To stash only your untracked files, you can combine the -k and -u flags for git stash save -k -u.

If you have some untracked files that you don't want to delete but don't want to sneak into a commit on accident, you may want to stash only your untracked files.

After a change is committed

git commit --amend

git commit --amend is my most used command to rewrite local history. This command allows you to add files to your previous commit or edit the commit message.

Simply git add whatever changes you want to add to your previous commit and then run git commit --amend.

git reset HEAD~1

If you committed too much and you want to back out a file, you can soft reset the last commit (locally), change what's staged using git reset -p, and then re-commit. If you want to reset more than 1 commit, you can change the number after the tilde to how many you want to undo.

This will only undo the commit not the changes, so you'll have all of your changes in your staging area.

git cherry-pick SHA

If you made a commit in the wrong branch, you can cherry-pick it into your correct branch before you reset/revert/undo it in some way in the wrong branch.
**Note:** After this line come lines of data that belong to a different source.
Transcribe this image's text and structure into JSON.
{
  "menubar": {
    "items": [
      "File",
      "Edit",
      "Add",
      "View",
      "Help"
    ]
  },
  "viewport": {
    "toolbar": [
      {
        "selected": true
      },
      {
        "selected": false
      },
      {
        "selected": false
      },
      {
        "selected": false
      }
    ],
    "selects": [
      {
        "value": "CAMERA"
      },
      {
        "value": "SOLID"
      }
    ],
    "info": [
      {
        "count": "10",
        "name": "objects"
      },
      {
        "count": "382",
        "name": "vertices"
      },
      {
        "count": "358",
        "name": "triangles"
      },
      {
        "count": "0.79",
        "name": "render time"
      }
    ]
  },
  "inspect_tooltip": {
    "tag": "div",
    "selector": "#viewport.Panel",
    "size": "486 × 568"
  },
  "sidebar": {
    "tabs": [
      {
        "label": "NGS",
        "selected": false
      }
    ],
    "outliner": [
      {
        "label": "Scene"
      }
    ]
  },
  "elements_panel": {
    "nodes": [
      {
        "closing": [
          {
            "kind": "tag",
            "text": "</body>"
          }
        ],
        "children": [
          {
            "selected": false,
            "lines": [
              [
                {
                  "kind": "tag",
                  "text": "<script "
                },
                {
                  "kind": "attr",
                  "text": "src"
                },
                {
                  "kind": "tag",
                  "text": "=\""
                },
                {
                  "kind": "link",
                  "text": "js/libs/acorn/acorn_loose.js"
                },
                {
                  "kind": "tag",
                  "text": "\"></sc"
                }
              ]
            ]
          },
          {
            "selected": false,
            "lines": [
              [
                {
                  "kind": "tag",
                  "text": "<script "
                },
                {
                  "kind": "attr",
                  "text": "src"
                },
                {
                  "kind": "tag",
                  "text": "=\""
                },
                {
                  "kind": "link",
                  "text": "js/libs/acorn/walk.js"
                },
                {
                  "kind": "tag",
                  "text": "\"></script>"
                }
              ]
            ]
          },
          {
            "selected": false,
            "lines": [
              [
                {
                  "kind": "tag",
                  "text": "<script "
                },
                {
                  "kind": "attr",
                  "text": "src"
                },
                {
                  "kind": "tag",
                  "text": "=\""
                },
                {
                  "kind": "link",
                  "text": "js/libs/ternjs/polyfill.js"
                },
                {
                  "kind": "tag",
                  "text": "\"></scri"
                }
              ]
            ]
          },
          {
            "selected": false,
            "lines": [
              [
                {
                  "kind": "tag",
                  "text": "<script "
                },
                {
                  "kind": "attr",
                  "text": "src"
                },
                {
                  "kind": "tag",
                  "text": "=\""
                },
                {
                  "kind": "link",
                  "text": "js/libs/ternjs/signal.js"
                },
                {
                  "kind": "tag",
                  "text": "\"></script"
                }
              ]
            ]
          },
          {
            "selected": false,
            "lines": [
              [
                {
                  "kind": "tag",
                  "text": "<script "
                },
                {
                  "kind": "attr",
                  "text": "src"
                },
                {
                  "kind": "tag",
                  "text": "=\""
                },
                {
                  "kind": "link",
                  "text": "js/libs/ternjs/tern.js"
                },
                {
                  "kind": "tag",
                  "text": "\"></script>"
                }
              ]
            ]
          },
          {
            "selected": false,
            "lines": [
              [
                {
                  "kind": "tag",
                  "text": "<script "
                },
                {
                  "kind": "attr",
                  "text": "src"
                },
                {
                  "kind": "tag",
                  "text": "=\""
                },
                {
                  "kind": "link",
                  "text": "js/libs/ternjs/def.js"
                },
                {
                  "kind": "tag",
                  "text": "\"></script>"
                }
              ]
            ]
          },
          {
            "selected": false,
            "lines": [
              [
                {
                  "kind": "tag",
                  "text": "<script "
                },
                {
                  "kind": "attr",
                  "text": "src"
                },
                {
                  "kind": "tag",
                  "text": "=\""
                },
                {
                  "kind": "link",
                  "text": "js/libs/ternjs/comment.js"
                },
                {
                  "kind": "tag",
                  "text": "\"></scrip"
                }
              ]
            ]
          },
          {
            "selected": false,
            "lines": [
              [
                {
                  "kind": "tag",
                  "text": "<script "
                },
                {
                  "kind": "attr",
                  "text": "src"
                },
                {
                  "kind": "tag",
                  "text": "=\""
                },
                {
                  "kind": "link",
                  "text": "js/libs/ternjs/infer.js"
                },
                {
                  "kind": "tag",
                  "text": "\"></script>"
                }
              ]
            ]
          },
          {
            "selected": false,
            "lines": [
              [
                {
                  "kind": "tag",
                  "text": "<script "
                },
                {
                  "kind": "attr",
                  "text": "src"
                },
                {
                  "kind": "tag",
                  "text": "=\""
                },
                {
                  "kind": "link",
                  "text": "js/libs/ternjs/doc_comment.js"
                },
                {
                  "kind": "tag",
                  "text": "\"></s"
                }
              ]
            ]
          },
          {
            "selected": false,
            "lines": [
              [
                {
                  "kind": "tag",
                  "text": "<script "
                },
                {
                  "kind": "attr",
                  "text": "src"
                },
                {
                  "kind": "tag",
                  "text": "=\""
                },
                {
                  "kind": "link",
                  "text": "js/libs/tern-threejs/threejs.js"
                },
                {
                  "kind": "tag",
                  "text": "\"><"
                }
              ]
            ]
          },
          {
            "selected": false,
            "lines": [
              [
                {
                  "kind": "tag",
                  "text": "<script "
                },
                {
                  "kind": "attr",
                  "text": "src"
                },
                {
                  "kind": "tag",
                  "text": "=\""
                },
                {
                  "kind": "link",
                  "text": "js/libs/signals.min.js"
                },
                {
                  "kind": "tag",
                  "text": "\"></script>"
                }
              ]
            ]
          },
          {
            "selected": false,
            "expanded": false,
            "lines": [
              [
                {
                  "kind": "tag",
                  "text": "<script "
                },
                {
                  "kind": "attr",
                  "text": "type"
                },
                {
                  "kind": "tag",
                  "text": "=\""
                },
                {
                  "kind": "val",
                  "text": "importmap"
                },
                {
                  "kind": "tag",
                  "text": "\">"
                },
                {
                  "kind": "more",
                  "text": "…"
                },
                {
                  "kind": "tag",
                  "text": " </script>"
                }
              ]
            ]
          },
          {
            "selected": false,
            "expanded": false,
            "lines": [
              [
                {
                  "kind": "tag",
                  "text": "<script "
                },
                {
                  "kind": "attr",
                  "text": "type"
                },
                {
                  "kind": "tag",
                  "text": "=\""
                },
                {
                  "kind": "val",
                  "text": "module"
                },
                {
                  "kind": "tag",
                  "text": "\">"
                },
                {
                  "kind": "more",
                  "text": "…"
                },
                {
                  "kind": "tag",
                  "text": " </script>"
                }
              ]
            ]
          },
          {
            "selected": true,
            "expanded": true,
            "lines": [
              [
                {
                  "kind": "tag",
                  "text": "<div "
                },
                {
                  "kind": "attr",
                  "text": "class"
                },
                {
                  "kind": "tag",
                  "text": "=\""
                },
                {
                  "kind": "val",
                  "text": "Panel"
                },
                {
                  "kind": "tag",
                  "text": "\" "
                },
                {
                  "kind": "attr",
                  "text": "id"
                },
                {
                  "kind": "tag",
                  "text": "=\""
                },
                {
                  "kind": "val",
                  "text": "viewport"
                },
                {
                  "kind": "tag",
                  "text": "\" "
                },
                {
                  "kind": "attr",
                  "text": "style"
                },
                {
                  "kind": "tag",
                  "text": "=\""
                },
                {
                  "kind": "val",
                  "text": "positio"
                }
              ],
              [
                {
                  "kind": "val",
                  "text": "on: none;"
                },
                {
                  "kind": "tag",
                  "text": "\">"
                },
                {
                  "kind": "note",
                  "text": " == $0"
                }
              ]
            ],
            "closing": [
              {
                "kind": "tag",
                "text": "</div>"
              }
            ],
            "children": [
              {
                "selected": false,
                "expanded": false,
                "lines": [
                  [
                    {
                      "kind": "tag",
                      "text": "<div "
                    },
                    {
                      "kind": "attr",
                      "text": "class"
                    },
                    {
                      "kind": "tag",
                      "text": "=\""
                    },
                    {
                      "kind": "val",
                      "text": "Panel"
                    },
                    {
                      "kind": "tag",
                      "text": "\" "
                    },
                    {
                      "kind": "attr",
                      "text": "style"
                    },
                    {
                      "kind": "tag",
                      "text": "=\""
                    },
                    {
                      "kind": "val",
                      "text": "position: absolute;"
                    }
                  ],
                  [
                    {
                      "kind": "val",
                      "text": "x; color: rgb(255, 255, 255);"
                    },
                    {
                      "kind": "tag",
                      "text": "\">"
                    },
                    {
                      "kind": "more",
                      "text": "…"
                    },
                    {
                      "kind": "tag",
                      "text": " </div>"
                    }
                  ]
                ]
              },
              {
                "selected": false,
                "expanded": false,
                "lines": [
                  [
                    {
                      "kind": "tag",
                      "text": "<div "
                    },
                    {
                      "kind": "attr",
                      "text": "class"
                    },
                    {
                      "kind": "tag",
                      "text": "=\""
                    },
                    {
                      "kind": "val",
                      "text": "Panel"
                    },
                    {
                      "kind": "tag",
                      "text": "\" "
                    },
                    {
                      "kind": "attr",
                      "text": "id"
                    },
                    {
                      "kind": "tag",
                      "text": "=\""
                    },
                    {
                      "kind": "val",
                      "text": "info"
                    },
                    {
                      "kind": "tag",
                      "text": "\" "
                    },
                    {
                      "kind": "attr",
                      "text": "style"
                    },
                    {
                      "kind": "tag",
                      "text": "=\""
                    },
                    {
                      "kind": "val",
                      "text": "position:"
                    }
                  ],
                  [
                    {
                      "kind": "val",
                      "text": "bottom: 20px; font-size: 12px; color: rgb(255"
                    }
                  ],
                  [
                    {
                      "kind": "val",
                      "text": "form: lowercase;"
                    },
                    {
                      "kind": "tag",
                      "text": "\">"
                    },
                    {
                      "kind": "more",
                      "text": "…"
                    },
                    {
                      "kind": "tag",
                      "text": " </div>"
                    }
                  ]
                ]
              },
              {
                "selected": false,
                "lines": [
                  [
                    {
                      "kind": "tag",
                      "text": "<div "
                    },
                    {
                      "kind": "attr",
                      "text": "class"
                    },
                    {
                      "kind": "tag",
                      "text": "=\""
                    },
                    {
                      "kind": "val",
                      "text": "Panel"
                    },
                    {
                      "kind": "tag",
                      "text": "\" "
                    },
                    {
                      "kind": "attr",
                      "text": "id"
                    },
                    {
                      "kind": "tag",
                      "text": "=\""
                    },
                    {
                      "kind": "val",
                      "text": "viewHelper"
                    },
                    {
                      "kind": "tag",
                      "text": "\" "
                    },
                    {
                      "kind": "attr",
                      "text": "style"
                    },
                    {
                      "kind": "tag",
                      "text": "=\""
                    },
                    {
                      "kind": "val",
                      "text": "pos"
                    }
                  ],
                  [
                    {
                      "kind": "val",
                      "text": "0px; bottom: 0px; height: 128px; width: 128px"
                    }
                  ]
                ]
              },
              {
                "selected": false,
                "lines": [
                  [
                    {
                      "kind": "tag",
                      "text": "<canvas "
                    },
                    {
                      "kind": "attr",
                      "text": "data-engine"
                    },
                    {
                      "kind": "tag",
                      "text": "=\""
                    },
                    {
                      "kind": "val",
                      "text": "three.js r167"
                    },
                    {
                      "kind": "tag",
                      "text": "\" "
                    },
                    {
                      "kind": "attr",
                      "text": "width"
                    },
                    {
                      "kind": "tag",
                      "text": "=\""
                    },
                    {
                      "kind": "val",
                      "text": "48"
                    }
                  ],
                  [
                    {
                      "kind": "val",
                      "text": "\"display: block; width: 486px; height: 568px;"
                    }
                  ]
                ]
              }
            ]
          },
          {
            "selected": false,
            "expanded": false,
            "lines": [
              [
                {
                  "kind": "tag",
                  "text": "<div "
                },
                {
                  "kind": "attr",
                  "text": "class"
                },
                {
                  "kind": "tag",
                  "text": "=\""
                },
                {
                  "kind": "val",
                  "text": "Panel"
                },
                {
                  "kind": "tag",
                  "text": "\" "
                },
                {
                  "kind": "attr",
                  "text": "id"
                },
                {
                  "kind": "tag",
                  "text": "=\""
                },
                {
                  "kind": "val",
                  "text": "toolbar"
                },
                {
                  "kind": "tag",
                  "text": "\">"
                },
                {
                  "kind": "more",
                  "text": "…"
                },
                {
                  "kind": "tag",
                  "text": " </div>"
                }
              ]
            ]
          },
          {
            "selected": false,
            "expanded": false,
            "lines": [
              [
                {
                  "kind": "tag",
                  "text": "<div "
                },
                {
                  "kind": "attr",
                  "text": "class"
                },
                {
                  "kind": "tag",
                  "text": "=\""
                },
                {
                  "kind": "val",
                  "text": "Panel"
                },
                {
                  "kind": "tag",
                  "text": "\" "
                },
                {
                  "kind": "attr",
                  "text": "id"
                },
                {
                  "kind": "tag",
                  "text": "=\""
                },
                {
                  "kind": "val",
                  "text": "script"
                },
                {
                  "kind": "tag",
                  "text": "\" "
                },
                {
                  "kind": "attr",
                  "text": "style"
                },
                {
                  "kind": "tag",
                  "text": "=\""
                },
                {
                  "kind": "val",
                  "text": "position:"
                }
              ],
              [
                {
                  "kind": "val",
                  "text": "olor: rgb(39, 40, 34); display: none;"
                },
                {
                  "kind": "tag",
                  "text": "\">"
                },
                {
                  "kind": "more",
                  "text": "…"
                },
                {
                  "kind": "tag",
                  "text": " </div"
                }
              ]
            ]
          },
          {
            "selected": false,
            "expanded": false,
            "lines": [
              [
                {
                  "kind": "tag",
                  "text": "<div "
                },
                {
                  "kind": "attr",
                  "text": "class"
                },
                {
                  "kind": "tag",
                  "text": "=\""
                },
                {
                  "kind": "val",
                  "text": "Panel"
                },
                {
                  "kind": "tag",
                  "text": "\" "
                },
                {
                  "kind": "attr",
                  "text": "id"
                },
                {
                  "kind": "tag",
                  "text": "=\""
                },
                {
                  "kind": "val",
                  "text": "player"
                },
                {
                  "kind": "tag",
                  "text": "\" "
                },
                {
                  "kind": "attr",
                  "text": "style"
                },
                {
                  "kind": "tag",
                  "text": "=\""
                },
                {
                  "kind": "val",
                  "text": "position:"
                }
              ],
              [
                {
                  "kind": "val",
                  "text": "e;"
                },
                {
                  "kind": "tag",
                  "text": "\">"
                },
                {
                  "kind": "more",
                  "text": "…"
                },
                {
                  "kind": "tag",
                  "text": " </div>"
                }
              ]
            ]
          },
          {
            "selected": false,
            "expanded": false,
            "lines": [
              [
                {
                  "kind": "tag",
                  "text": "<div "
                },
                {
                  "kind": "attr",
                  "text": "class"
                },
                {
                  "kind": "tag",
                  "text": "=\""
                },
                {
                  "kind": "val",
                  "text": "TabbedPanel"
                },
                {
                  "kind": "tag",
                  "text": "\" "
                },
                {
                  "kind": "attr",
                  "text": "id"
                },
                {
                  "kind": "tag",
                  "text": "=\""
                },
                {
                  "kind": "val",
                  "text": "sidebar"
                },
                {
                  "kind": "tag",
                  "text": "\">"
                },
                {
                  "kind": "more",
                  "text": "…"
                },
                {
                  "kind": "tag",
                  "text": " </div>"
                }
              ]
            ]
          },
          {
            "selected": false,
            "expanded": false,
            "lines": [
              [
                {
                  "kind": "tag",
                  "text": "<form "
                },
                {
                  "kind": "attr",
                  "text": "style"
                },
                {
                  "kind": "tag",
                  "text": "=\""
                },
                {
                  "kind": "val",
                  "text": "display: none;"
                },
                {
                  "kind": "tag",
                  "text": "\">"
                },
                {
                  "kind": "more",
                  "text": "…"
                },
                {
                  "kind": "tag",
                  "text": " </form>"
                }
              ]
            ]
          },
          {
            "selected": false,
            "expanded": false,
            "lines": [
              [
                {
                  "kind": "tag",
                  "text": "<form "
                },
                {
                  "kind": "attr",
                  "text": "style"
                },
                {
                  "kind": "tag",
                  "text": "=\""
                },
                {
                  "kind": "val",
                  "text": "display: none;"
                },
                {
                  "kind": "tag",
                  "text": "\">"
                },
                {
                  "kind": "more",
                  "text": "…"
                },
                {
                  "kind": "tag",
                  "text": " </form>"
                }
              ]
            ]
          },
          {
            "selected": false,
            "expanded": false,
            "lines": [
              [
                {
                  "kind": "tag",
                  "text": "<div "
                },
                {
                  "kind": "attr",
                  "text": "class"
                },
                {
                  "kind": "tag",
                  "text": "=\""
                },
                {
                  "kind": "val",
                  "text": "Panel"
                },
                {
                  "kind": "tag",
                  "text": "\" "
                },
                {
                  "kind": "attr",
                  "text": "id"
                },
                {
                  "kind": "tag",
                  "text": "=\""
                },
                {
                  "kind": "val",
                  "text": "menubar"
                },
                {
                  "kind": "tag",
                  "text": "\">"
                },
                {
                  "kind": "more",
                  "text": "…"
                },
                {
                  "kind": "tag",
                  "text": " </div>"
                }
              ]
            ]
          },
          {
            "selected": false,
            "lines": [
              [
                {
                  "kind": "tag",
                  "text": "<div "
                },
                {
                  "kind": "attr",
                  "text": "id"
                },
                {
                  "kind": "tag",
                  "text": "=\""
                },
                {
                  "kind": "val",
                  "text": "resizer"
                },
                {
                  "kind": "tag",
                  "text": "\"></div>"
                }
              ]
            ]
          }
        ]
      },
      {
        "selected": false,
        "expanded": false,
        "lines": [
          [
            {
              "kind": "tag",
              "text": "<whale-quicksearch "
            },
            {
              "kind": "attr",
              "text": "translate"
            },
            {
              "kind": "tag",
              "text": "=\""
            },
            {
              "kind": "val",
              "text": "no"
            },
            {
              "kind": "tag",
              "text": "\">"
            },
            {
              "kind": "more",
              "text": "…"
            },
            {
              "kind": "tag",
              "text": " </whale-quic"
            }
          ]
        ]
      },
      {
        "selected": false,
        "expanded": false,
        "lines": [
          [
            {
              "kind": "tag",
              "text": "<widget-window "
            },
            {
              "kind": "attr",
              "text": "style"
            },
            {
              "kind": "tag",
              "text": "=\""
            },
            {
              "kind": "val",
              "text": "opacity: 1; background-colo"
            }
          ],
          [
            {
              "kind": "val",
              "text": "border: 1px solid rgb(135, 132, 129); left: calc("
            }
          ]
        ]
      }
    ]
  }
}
When I'm on the wrong branch, I use git log --oneline to see the commit SHAs and copy the one I want to cherry-pick. Then check out the correct branch and git cherry-pick SHA. It's important to remember that you want to run the cherry-pick command from the branch you want to apply the commit to.

git checkout branch-name -- <filename>

If you don't need a full commit from a different branch and just want one file, you can checkout just that file from another branch into your current branch.

git rebase -i HEAD~4

Interactive rebase is incredibly powerful for editing your commit history but you should definitely only do this locally (before you push anything!).

You can change the order of commits, add files to a commit made multiple commits ago, combine commits, and remove commits (as well as probably a whole host of other things that I haven't tried yet).

The nice thing about interactive rebase is that its interface provides instructions on exactly how to use it.

And just like the git reset command above, the number after the tilde is how many commits you'd like to run this command on. If you want to edit the last 4 commits, then you use 4 but if you want to edit the last 10, then you'd use 10.

git push --force-with-lease

Finally, if you interactive rebase on a shared project (one where you aren't the only contributor), using --force-with-lease makes sure that you don't accidentally hose someone else's local repo. Your force push won't succeed if someone else has pushed up changes that your force push would overwrite.

I don't recommend interactive rebasing commits that have already been pushed to your remote for this reason. But if you do, --force-with-lease can save you and your team a lot of accidental headaches.